The Life of Samuel Johnson, LL. D. was published on May 16, 1791, in a two-volume quarto edition of about 1, 750 copies to immediate success and to critical acclaim for the work and derision for its author. Boswell enjoyed his fame, but he still wished for "creditable employment." His last years were prevailingly unhappy, and he became a heavy drinker.
Boswell saw the second edition of his Life through the press in July 1793 and was overseeing the third edition when he died in London after a sudden illness on May 19, 1795.
Boswell was present at the meeting of the Committee for the Abolition of the Slave Trade in May 1787 set up to persuade William Wilberforce to lead the abolition movement in Parliament.
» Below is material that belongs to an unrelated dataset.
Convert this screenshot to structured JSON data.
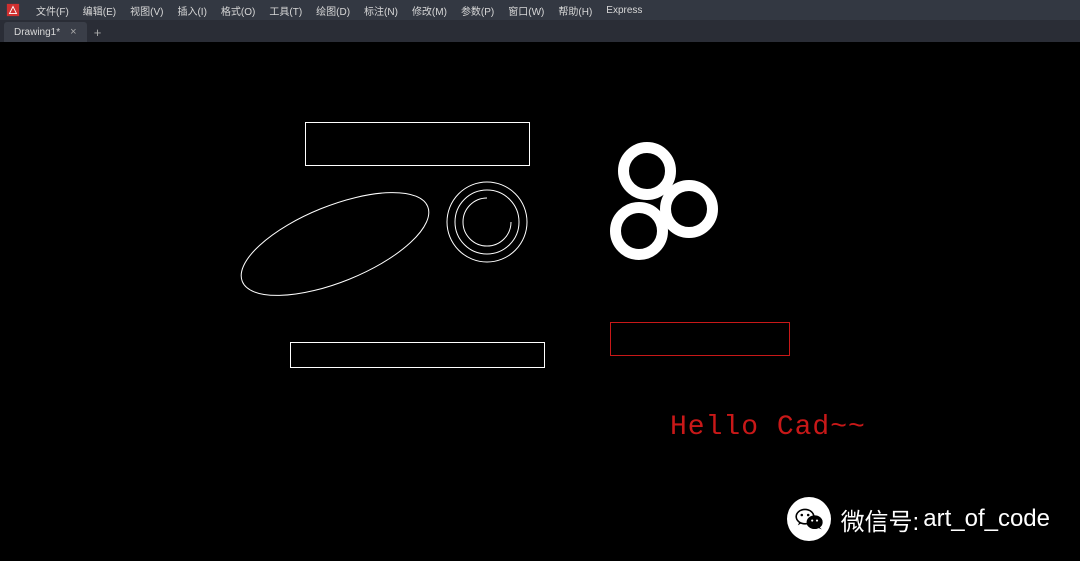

However, the abolitionist Thomas Clarkson records that by 1788 Boswell "after having supported the cause . .. became inimical to it."
His most prominent display of support for slavery was his 1791 poem "No Abolition of Slavery; or the Universal Empire of Love."
Personality
Boswell appeared to his contemporaries as an intelligent, cultured, and congenial man, distinguished by the generosity of his spirit. Pride in his family and a desire for advancement were his ruling passions, but of almost equal importance were his social adaptability, good nature, passion for publicity, and compulsion to record all his activities. Boswell's frankness about his habits has led to an exaggerated emphasis on his instability of character, particularly on his drinking and whoring.
Physical Characteristics:
Boswell had swarthy skin, black hair, and dark eyes; he was of average height, and he tended to plumpness. His appearance was alert and masculine, and he had an ingratiating sense of good humor.
Connections
Boswell married his cousin, Margaret Montgomerie, in November 1769. She remained faithful to Boswell, despite his frequent liaisons with prostitutes, until her death from tuberculosis in 1789. James and Margaret had four sons and three daughters. Two sons died in infancy. Boswell also had at least two extramarital children.